26 Derhalve zijn artikel 7 ter van de toepassingsverordening en artikel 9, lid 1, van de basisverordening niet tegenstrijdig.

27 Gelet op het voorgaande, moet het middel ontleend aan onbevoegdheid van de Commissie, worden afgewezen.

Motiveringsgebrek

28 Het Koninkrijk Spanje betoogt, dat in geen van de overwegingen van de considerans van de wijzigingsverordening wordt toegelicht, waarom er een etiketteringsvoorschrift wordt ingevoerd dat, zoals artikel 7 ter van de toepassingsverordening, afwijkt van de beginselen van de basisverordening.

29 Dienaangaande zij aanstonds opgemerkt, dat de wijzigingsverordening uitdrukkelijk is vastgesteld op basis van artikel 6, lid 3, van de basisverordening, die beoogt te voorkomen dat de toepasselijke benamingen tot verwarring leiden, rekening houdend met produkten die op het moment van inwerkingtreding van genoemde verordening bestaan. In de tweede considerans van de wijzigingsverordening wordt dienaangaande uitgelegd, dat om rekening te houden met gebruiken die bij de inwerkingtreding van de basisverordening reeds lang bestaan, het dienstig is toe te staan, dat bepaalde samengestelde "likeur"-benamingen verder worden gebruikt, zelfs indien de alcohol niet afkomstig is van de aangegeven gedistilleerde drank.

30 Onder deze omstandigheden kan het middel ontleend aan motiveringsgebrek, niet worden aanvaard.

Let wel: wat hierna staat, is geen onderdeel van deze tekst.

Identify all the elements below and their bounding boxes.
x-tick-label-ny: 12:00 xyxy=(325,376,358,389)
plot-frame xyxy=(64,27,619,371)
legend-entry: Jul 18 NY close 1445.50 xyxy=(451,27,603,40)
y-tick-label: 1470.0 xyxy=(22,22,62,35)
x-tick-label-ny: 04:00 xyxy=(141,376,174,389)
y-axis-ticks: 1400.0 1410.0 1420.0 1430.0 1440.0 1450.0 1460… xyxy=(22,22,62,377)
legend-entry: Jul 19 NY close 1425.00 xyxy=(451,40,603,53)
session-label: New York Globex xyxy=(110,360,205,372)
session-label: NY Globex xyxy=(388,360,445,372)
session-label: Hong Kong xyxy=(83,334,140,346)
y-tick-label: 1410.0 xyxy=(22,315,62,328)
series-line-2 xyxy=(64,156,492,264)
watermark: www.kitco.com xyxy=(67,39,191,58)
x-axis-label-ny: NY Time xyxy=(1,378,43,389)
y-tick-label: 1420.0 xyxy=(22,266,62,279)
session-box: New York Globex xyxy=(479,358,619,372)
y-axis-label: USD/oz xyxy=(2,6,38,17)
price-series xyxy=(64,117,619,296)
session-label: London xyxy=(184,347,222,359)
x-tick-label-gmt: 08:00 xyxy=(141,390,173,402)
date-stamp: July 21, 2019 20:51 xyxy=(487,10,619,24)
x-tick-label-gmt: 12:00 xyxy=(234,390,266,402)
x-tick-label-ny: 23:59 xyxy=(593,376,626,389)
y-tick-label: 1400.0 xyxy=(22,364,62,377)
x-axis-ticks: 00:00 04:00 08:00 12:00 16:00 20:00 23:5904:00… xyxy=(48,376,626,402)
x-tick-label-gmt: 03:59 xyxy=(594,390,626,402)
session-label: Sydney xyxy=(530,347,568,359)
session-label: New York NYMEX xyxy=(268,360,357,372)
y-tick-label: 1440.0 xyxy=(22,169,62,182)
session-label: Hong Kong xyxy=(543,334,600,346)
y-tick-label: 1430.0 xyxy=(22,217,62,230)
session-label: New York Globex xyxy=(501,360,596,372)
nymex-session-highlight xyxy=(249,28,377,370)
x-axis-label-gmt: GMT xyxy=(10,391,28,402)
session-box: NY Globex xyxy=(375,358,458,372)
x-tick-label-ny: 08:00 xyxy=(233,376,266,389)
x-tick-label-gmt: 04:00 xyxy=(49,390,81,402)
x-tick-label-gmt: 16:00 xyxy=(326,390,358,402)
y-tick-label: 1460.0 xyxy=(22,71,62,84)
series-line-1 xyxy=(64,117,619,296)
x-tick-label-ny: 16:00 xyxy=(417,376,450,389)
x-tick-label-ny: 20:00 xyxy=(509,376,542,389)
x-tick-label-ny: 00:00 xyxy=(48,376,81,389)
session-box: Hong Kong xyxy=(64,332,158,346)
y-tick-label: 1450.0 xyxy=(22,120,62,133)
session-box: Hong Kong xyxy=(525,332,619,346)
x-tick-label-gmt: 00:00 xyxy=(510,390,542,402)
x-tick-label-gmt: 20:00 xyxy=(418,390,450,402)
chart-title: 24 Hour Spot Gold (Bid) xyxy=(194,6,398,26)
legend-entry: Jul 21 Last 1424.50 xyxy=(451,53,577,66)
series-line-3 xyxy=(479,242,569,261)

Niet-nakoming van de verplichting tot consumentenbescherming

31 Volgens het Koninkrijk Spanje biedt artikel 7 ter van de toepassingsverordening de mogelijkheid, in de aanduiding van een gedistilleerde drank die op basis van ethylalcohol uit landbouwprodukten is vervaardigd, een ingrediënt, te weten "brandy", te vermelden, dat niet in die drank voorkomt. Dit is in strijd met artikel 2, lid 1, sub a, van richtlijn 79/112/EEG van de Raad van 18 december 1978 betreffende de onderlinge aanpassing van de wetgevingen der Lid-Staten inzake etikettering en presentatie van levensmiddelen bestemd voor de eindverbruiker, alsmede inzake de daarvoor gemaakte reclame (PB 1979, L 33, blz. 1; hierna: "richtlijn 79/112"), dat de etikettering de koper niet mag kunnen misleiden ten aanzien van de kenmerken van het levensmiddel.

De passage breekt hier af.